Although McDougald would rather start a relationship with someone she already knows for a fact that she’s compatible with, she finds that it’s not usually how that works. McDougald finds that it is necessary to use Snapchat to talk to people and form connections because of Snapchat’s popularity, but the app adds a plethora of new hurdles to the teen dating scene.
“I think it’s the new age that Snapchat has brought us into because it’s so easy to just add someone in your quick adds or get someone’s snap,” McDougald said. ”Just because people are less inclined to just go up and start speaking to someone and people don’t really see each other. It’s just more complicated. So Snapchat is kind of a way that we’ve adapted to that.”

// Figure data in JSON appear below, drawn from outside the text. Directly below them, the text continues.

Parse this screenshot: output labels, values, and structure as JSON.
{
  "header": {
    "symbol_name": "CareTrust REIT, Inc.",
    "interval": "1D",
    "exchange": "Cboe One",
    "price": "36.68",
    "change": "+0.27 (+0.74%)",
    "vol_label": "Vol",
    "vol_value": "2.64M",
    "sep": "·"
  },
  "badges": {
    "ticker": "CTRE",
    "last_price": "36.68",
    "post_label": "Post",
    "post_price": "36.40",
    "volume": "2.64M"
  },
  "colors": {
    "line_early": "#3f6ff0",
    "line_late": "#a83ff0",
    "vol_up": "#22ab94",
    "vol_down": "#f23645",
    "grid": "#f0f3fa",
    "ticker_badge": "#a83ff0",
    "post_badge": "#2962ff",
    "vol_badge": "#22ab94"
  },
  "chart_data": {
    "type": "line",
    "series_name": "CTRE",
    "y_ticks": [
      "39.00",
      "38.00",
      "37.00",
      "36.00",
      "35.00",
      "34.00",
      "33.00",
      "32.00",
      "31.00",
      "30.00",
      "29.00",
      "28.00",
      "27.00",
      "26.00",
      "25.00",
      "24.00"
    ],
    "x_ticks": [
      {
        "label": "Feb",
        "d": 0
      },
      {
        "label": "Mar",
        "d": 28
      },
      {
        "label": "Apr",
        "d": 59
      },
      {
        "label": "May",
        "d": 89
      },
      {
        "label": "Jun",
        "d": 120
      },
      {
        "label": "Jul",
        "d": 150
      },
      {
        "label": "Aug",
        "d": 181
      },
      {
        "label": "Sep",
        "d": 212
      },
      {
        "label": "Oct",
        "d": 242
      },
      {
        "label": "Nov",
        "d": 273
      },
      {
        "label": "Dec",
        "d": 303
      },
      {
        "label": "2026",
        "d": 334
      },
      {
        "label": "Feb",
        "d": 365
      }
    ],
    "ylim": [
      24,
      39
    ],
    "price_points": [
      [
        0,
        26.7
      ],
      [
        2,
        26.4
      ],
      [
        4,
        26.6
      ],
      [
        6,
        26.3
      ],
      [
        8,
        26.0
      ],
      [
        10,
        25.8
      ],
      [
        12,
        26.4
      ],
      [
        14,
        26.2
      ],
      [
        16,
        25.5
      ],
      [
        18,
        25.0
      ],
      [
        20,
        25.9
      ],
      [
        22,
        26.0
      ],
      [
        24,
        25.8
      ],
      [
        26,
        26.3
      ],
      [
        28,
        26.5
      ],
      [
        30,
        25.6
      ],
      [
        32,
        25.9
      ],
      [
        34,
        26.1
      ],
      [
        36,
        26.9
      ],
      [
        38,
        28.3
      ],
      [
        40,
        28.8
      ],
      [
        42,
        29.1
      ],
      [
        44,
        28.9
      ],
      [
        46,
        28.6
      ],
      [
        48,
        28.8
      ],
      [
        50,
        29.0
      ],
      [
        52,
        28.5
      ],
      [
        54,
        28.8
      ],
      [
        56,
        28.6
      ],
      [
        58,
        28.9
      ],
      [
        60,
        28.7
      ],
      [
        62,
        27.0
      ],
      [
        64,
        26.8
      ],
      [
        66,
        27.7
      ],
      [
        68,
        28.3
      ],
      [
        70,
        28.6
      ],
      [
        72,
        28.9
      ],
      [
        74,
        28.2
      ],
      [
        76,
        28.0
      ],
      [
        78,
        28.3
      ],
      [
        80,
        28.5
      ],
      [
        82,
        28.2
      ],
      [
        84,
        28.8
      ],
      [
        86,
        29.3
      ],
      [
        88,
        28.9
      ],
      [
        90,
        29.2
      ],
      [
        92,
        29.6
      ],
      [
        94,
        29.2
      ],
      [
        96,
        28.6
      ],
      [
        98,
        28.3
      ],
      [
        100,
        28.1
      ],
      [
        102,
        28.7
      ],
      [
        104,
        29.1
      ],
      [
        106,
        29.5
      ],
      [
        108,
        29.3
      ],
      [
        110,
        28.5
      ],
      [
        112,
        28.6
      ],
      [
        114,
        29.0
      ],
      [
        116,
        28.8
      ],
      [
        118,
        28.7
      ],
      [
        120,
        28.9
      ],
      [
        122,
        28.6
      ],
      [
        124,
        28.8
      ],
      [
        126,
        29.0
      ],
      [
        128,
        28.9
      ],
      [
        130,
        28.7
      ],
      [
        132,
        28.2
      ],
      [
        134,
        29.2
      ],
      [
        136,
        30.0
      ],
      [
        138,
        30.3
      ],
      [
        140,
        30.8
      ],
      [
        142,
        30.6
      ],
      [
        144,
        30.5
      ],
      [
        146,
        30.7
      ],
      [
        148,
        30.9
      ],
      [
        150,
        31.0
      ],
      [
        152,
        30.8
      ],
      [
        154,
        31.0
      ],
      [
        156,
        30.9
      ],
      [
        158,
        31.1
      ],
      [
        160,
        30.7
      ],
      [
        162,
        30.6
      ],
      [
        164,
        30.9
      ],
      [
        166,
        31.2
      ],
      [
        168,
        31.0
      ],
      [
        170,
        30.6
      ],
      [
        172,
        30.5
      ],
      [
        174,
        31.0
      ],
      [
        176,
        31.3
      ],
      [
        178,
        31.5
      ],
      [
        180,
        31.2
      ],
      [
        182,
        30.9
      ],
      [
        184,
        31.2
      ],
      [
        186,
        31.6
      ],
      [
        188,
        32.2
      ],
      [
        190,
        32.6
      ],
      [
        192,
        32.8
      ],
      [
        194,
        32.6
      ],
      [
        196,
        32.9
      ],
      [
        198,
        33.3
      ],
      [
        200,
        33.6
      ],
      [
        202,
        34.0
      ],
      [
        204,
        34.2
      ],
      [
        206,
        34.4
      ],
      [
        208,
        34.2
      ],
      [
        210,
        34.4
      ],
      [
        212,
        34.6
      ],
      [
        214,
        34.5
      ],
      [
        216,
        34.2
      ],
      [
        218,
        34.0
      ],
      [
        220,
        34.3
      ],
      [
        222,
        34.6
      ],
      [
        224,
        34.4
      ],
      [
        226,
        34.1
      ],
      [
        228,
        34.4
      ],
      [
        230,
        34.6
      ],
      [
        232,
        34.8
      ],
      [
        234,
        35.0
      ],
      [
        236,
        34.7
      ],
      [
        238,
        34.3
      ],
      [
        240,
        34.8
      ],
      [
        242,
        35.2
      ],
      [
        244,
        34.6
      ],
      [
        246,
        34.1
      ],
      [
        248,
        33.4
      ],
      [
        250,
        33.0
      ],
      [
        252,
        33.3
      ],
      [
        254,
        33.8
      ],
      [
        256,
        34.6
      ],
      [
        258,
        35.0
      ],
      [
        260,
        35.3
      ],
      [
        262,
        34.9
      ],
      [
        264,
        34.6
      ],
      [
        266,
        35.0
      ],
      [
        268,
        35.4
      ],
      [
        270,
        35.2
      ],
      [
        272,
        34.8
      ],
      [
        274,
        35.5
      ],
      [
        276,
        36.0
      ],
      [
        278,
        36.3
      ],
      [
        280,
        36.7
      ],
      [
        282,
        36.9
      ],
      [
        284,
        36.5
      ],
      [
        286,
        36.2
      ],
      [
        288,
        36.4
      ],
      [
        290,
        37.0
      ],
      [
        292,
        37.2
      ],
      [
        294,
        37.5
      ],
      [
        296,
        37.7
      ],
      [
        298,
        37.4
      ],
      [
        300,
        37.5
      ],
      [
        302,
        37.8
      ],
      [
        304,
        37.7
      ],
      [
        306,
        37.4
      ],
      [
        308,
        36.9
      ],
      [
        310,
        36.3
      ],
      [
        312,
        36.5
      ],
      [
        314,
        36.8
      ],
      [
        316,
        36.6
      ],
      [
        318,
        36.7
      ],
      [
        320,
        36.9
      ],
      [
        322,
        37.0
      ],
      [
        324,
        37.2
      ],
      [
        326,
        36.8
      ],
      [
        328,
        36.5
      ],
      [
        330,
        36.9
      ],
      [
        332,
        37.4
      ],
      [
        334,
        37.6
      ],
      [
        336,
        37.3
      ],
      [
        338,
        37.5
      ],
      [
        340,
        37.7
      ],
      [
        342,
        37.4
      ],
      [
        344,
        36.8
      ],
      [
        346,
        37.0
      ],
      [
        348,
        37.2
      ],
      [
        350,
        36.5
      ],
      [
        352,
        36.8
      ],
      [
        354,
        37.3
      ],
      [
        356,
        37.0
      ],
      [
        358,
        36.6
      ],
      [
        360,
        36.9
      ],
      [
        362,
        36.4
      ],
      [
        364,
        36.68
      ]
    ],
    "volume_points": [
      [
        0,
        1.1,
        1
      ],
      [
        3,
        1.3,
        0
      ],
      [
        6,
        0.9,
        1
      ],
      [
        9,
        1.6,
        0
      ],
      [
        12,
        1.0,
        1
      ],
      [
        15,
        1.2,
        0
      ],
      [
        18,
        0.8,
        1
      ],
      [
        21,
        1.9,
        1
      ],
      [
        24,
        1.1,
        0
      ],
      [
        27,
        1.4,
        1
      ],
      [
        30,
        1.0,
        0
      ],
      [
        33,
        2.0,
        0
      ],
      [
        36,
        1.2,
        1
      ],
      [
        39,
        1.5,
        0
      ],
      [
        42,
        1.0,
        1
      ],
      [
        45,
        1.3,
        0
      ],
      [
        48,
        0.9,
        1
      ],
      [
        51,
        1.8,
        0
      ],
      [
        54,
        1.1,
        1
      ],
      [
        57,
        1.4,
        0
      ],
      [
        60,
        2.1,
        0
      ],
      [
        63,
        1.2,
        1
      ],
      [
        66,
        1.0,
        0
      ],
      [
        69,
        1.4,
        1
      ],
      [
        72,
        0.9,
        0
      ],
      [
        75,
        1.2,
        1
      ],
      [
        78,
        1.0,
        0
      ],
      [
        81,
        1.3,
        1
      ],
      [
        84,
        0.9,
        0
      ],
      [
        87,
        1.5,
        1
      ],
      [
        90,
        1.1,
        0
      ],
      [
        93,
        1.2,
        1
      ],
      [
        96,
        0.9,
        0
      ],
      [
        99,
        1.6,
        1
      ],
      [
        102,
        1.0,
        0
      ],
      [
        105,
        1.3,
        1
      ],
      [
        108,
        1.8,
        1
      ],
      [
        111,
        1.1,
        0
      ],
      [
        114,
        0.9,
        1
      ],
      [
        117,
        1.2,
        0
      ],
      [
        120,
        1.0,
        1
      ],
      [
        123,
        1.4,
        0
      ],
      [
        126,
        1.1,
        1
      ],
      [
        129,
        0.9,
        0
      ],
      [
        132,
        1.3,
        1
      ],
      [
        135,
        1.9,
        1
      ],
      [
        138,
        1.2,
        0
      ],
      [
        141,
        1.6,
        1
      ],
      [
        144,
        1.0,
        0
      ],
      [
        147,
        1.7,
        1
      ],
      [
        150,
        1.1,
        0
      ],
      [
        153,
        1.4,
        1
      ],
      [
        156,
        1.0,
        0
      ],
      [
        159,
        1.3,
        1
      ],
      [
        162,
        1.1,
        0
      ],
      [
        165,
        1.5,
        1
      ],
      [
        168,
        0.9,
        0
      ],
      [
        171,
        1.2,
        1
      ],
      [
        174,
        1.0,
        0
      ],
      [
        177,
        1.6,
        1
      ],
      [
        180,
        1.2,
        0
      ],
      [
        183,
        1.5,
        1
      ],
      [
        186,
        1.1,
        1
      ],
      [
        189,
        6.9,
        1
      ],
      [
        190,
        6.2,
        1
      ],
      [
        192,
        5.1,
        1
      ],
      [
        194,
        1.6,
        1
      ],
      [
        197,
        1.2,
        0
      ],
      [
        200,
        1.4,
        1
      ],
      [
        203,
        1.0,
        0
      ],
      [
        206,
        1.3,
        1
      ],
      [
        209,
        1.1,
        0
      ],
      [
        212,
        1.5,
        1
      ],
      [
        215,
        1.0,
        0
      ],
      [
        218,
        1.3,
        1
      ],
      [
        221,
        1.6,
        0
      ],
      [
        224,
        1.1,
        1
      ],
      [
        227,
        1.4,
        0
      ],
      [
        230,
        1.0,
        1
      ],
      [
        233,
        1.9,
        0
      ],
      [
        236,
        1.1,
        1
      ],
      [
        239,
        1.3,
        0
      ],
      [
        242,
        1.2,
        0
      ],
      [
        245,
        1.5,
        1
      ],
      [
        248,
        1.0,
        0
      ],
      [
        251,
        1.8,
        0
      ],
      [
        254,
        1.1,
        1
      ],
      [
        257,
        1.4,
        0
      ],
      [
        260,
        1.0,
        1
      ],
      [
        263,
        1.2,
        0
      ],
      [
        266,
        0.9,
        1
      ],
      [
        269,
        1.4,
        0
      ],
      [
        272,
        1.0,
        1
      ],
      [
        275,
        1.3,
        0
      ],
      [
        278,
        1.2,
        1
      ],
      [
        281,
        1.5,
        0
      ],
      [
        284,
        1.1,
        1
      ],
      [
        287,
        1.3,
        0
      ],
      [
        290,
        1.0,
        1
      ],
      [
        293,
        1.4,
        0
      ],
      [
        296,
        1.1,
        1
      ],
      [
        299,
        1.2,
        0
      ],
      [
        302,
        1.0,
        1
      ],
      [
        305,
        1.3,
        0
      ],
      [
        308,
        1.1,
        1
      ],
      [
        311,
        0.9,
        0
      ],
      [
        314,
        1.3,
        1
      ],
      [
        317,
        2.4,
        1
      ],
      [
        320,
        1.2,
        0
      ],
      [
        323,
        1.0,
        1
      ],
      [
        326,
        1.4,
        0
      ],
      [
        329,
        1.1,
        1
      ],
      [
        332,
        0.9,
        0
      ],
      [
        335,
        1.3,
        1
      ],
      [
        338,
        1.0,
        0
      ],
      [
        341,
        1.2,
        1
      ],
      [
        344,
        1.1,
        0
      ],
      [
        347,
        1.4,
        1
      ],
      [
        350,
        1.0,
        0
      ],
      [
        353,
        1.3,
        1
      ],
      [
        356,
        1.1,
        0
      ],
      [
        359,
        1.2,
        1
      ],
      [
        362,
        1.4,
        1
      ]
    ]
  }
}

When meeting someone online and having your first connections be through the screen, it is hard to tell who they actually are. You have no idea if the person on the other side of the screen is truly someone you’re compatible with. When you don’t get to often see how a person is in their friend groups or in social situations it can be hard to tell the kind of person they are underneath the niche things you tell each other about yourselves.
“At the beginning it’s more about how you portray yourself rather than like who you actually are because it’s so easy to create someone else on Snapchat for yourself [to be],” McDougald said.
As the talking stage goes on, the muddled view of what you mean to each other does not clear. The communication skills of teenagers are usually not great, but when you add in the newness of a person and not knowing how you feel it adds another layer to a haze of unclarity. Claire Theiss, sophomore, thinks that most of the confusion surrounding the talking stage comes from a lack of communication and honestly on both ends.
“The talking stage is typically like the foundation of a relationship and like, if you aren’t communicating during it, most likely you aren’t going to be communicating [well] if you actually end up being in a relationship. That’s not healthy,” Theiss said. “I feel like most of the time talking stages go nowhere because no one’s bold enough.”
Theiss thinks more than half the time talking stages don’t turn into actual relationships — people who once thought they had a connection turn back into strangers who were never enough to have a name for each other like an ex, but definitely weren’t nothing. It can be disappointing to see someone you used to know become someone you can’t make anything but polite conversation with anymore. Through social media it can be even worse, watching them live their life without you and think about the potential of what could have been.
“If it’s someone that you genuinely liked and had feelings for and you bonded, it can be sad to see that just disappear and then watch them because you still see them,” McDougald said.”You still see them and you still see their life from an outsider’s perspective, and I think that’s sad to see that you’re not included in their new life.”
Although the talking stage is hard, confusing and ruthless, it is also what makes being a teenager interesting. The more you live and experience life, no matter how upsetting it might feel at the time, it shapes you into the person who you are. We should see the talking stage less as a stressor and more as an experience to learn how to communicate with people we care about. Take a step back and remember that you’re living your first life — it is okay that you don’t know everything.